How to Practice Golf
Without doubt, the most common faults I see among amateurs are at address. They don’t pay enough attention to the stance, posture or alignment and this has a knock-on effect for the swing. Other than that, the main fault would be not knowing how far you hit the ball. These two are actually related because it is difficult to know how far you hit each club when you have inconsistencies at set up. I strike the ball fairly similar every time so I know, within two or three yards, how far a 7-iron is going to go for instance. But if you’re not consistent at set-up it’s going to be difficult. This is what you should work on in practice.
First of all when I set up on the range, I am working on my balance, feeling where it is in my feet at address. The majority of your weight should be down through your laces as you stand over the ball. The best way to set your posture and find the right balance is to stand straight upright with your feet a little less than shoulder width apart. Now place the shaft of your wedge across your hips. Then lean your upper body forward so your weight moves over your toes and then flex your knees.

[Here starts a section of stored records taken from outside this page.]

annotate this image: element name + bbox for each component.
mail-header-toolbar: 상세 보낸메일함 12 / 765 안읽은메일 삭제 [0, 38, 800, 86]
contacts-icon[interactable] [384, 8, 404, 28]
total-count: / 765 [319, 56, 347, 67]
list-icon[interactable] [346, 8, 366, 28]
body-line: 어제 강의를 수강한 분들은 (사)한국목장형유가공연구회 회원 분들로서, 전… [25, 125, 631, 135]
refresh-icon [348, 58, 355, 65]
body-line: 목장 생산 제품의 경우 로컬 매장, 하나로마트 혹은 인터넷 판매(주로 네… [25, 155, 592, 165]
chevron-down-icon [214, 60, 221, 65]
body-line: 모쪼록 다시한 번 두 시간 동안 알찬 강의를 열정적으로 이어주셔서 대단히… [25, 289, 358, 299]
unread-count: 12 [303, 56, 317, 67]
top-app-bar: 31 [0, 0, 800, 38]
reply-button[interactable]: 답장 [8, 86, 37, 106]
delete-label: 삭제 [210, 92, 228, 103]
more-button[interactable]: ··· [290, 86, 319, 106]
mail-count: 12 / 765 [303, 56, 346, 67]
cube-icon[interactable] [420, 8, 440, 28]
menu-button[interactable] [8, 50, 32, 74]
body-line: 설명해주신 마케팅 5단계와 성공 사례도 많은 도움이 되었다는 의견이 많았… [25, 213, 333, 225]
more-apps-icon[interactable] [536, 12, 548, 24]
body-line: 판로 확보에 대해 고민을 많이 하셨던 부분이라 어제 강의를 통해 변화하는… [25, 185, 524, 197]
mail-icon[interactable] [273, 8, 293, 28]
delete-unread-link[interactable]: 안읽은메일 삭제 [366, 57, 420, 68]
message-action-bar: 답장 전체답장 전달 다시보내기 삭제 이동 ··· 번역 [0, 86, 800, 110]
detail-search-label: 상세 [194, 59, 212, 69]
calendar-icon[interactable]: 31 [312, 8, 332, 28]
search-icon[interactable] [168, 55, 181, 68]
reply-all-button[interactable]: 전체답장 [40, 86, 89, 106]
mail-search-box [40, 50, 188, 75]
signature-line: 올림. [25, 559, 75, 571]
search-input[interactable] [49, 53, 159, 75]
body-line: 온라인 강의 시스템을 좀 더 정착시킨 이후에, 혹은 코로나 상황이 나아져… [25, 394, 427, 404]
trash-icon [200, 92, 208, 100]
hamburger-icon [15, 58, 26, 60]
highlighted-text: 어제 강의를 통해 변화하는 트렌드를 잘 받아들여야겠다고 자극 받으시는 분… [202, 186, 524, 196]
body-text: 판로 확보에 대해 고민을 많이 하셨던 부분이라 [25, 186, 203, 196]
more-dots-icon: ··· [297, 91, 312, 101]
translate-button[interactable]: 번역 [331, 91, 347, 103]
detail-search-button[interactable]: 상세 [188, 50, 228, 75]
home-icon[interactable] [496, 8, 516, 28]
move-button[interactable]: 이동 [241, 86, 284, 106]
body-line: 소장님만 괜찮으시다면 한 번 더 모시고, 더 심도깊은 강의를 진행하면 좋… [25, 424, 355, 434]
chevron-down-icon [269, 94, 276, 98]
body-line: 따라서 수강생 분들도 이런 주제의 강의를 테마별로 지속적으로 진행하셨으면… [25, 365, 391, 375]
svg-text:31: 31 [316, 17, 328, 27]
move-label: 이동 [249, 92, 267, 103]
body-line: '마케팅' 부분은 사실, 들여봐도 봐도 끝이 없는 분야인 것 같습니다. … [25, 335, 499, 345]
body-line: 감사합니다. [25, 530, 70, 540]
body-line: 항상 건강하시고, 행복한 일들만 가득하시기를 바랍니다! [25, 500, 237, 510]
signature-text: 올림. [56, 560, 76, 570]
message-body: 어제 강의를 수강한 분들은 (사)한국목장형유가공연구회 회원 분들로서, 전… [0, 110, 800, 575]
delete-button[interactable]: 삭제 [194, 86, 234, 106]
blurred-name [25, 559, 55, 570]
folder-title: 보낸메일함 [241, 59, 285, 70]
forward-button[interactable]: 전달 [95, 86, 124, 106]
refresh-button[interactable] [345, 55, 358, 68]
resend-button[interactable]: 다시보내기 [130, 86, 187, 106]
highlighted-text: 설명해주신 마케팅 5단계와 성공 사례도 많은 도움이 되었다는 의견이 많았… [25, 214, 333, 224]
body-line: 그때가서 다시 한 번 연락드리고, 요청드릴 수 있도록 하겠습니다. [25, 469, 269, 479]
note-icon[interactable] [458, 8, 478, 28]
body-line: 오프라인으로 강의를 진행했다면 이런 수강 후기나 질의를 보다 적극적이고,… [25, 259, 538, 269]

This brings your weight back over the balls of your feet. From there, let your arms hang under your shoulders and that’s the ideal set up with good balance. You should feel like a goalkeeper ready to save a penalty – the golf swing is such a fast movement, you need to be balanced and alive. As the golf club gets longer, I tend to make my stance a little bit wider but I wouldn’t try to hit the ball any harder.
Its important to aim in the right direction obviously but strangely, most people don’t! Generally I lay a club or alignment stick down on the ground. However, I do not put it on the ball-to-target line or on the line of my feet. Instead I put it parallel to those two lines half way between them. The alignment stick sits under my shoulders and then I can set my body and the clubface parallel to that. Remember it is everything – feet, hits, knees, elbows – that need to be parallel and that’s why it is important to check. If you have any kinks in your set up (your shoulders might be closed or your hips might be open), you’ll have to make compensations in the swing to strike ball. My hips can get slightly open every now and again and that’s why I need to check.
I try to make sure the clubhead is the first thing to move away from the ball in the takeaway, this is a simple move but it’s one that some people get wrong. It should start to get the club working on a good path. Then as I turn to the top of the backswing I resist that rotation with my legs. From the top of the backswing I’m looking to initiate the downswing with the left knee. This creates a whiplash effect with the club, creating lag on the way down. From there you should be looking to simply rotate through then into a smooth follow through with your right shoulder aiming at the target in the finish.
Coming up short or hitting the ball long, these are the things that really wreck your scoring. If you start missing greens, you’ve got to get it up and down. So it really is worth getting a real understanding for how far you hit the ball. When you get to a certain level where your ball striking is consistent, you should head to the range and hit 10 balls with your 7-iron. Measure the five middle ones and you’ll get an idea for how far you hit that club.
Driver set up
With a driver I widen my stance and move the ball forward because I’m trying to hit the ball on the up. That’s about all that changes really. I tee it up quite high for the driver and that’s because of the launch characteristics I’m looking for. It goes further when I launch it at about 10.5˚ – that creates the optimum for me with regards to carry and roll. My driver carries about 290 and rolls out to 315. The other thing I do is I try to keep moving at address. It’s a good idea not to stand there too long before starting the swing as this can create tension in your arms.